Due to the very low mass of meal contained in this part of the system and residence time involved, frankly, I do not think it will improve your homogenization in any visible way.
By the way, a standard deviation of 0,75 on LSF of the fresh feed is already excellent (provided this is calculated on spot samples that is)
138 posts
Re: raw meal homogenization
For the fun again, here is what happens if there is an autocorrelation in A(t):
V(B) =
x²*V(A) + y²*V(B) +
2*x*y*sqrt(V(A)*V(B)) * C(A,B,T)where
C(A,B,T) = <A(t)*B(t-T)>/sqrt(V(A)*V(B))
is the correlation of signals A and B
and assuming the correlation does not depend on t (stationarity)
Since the variance V and the standard deviation s are related by:
V(X) = s²(X)
we can write the first equation in another way:
s²(B) =
x²*s²(A) + y²*s²(B) + 2*x*y*s(A)*s(B) * C(A,B,T)
When A and B are perfectly correlated,
that is when C(A,B,T)=1,
we get:
s²(B) = (x*s(A) + y*s(B))²or
s(B) = x*s(A) + y*s(B)
and this leads to:
s(B) = x/(1-y)*s(A)or
s(B) = s(A)
In this way we just see the obvious!
When A and B are perfectly correlated, there is no variance reduction!
If A(t) and A(t-T) are perfectly correlated, then A and B are also.
As Mr ovancantfort stated, this occurs for low frequencies, frequencies lower than 1/T.

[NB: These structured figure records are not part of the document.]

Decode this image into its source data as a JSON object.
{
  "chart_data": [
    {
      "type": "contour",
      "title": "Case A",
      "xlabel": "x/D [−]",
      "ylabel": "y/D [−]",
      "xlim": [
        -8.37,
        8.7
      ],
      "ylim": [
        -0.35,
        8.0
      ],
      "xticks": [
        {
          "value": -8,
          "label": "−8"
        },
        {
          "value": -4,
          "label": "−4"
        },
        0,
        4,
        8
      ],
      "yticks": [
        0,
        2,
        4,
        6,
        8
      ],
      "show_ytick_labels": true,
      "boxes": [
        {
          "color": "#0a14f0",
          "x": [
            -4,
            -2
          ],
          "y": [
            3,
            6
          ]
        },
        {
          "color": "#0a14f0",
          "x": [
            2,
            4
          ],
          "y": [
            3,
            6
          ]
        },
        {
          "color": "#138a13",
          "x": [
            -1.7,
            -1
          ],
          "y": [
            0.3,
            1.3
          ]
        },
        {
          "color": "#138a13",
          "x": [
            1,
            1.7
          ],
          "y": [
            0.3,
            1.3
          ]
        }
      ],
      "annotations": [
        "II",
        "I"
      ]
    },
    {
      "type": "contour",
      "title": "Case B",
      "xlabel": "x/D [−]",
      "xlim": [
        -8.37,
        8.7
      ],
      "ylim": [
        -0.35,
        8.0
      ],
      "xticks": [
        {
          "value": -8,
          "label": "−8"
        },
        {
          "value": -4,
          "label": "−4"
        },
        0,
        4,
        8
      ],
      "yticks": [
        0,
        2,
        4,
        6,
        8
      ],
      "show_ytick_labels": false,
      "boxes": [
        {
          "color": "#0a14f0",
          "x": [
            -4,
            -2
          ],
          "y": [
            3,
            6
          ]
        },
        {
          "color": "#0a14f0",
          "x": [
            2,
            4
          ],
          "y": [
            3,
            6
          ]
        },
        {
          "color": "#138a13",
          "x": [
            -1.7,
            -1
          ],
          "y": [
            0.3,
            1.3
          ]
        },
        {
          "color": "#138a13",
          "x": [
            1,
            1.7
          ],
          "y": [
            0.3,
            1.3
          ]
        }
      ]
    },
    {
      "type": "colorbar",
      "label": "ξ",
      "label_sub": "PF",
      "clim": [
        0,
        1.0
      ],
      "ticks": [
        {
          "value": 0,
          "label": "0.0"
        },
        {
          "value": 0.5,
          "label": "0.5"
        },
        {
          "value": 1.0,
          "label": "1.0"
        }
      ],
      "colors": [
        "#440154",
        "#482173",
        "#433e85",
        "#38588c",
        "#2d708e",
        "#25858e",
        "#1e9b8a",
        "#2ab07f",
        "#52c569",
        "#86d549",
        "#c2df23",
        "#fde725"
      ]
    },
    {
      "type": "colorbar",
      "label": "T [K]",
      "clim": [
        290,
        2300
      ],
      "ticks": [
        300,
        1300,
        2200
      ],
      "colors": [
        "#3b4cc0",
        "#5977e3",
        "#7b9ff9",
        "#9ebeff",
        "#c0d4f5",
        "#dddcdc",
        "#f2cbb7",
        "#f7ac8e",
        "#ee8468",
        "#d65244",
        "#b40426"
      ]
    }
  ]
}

Those frequencies cannot be reduced by this recycling process.
And we are back to the main question: which frequencies to you want to reduce?
Do you want to reduce the day-to-day variance, the hour-to-hour varaince, the year-to-year variance?
Some variance reduction can be obtained by other means than homogeneisation: this is the purpose of the raw mix control system based on samples analysis and feedback. Clearly for very low frequencies (like slow drifts) this is more appropriate than homogeneization.